Michele Goldman, CEO of Asthma Australia, is on a mission to make sure that everyone is prepared for the somewhat surprising fact that asthma-related hospitalisations in children actually peak in February, and not in the middle of winter as one might expect.
“Every year, Australian kids with asthma are at increased risk of an asthma flare-up and hospitalisation as they head back to the classroom,” explains Ms Goldman. “This is likely due to a more relaxed approach to asthma management over the holiday break, which can contribute to less controlled asthma and may make kids more vulnerable to common schoolyard triggers like respiratory viruses.”
The most vulnerable age group is anyone under the age of 15, with nearly half of all hospitalisations for asthma being children aged between 0 and 14 years. The National Asthma Council reports that up to one-quarter of children’s hospital admissions for asthma occur in February.
Similar patterns are found in the Northern Hemisphere as well, making it even more surprising that back-to-school-asthma is relatively unknown.
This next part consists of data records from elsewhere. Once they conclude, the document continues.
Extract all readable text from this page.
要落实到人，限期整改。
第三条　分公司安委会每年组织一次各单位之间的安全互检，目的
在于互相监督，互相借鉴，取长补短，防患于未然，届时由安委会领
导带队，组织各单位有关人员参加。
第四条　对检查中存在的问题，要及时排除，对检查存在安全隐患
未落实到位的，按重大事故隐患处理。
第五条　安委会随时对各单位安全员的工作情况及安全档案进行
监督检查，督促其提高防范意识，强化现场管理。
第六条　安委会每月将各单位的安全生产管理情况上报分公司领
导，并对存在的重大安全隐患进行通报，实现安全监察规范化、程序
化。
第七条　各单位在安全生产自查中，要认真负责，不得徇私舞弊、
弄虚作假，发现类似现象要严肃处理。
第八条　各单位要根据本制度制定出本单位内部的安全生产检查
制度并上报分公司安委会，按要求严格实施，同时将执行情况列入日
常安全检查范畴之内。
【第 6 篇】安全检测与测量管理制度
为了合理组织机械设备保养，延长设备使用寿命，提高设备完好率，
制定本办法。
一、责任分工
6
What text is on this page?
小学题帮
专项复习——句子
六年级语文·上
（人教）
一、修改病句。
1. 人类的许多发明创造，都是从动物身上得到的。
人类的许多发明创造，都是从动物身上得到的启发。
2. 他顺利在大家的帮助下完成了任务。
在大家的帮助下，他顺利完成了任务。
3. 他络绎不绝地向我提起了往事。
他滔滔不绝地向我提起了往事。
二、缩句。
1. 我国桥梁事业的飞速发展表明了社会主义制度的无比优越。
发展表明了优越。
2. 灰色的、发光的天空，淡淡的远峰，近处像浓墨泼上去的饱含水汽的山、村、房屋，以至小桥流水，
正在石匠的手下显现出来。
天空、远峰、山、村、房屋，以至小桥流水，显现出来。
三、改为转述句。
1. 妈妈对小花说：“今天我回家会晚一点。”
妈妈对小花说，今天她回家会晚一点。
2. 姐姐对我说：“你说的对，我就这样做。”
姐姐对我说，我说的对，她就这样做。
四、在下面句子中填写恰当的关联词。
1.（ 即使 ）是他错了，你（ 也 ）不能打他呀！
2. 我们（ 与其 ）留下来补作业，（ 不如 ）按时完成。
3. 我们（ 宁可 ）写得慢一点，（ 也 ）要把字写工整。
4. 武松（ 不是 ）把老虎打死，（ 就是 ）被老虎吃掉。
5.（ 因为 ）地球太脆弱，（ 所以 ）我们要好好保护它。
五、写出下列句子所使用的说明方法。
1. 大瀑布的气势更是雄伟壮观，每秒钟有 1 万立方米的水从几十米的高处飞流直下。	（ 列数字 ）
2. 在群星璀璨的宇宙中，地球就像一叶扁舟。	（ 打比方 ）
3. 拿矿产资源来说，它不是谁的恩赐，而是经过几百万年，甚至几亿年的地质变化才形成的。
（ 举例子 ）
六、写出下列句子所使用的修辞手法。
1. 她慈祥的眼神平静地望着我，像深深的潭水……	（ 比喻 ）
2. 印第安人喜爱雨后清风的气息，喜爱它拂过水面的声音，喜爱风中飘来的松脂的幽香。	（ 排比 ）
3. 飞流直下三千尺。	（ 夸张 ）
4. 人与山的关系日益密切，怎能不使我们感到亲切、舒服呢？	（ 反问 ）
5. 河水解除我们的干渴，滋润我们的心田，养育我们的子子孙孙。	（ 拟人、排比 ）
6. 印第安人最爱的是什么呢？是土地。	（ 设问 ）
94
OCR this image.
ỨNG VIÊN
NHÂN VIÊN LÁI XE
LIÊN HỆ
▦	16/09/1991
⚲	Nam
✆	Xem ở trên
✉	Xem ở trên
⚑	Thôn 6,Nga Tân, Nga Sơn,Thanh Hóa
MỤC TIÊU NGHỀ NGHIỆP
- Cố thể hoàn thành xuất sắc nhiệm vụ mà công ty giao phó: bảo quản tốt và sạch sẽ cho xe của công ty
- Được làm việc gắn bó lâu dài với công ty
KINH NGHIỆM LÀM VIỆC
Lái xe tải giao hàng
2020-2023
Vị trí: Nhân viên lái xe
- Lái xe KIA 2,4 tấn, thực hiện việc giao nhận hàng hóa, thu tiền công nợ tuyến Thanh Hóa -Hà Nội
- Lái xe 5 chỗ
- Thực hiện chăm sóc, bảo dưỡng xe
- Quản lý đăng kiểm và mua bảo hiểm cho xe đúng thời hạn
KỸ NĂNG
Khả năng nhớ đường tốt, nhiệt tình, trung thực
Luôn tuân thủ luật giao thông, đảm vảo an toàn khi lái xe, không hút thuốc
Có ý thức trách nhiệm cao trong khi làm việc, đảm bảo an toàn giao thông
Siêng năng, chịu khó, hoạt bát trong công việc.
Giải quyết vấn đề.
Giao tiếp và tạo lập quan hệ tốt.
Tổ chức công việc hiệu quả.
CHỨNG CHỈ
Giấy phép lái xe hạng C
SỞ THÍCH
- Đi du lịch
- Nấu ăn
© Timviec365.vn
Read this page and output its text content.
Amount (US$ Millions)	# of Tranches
“When Asthma Australia surveyed parents of school-aged children with asthma, 80 per cent said that they had not heard of back-to-school asthma. Eighty-two per cent of teachers and educators were also unaware of the asthma risk for kids in late summer,” said Ms Goldman. “Asthma is a complex condition that is often not well understood or appropriately managed in the community. Awareness of asthma in the education system follows this pattern and indicates that more asthma information and support for school staff is needed in schools across the country.”
How can teachers get prepared?
All children with asthma should provide a copy of their written Asthma Action Plan to their school, along with their asthma medication at the start of each year. It’s important that schools remind parents and carers of this, whether it’s via an email newsletter or other regular communication with families.
But don’t just rely on a written plan. Ms Goldman says: “It’s also important for teachers to speak to parents about their child’s Asthma Action Plan, their asthma medicines and keep up-to-date with any changes to a student’s Asthma Action Plan across the year.”
To help reduce the impact of back-to-school asthma, Asthma Australia asks schools and teachers to share a five-point checklist for parents of kids with asthma.
- Book an asthma review with your GP or healthcare provider
- Update your child’s Asthma Action Plan
- Make contact with your child’s school (not forgetting after-school and extra-curricular activities)
- Check your child’s reliever medication
- Keep your child’s school updated throughout the year.
Are teachers at risk too?
Is back-to-school asthma something educators with asthma need to worry about?
Ms Goldman reassures them: “A teacher with asthma is vulnerable to an exacerbation of their condition at any time, but there is no documented evidence of this happening when they too head back into the classroom in February.”
Knowing which students have asthma is just the first step in reducing the risk. Teachers can also keep an eye on which students are using their reliever, or using it more often than usual. All staff – not just teachers – should receive asthma awareness training and be able to recognise the symptoms of an asthma attack and how to respond quickly and effectively.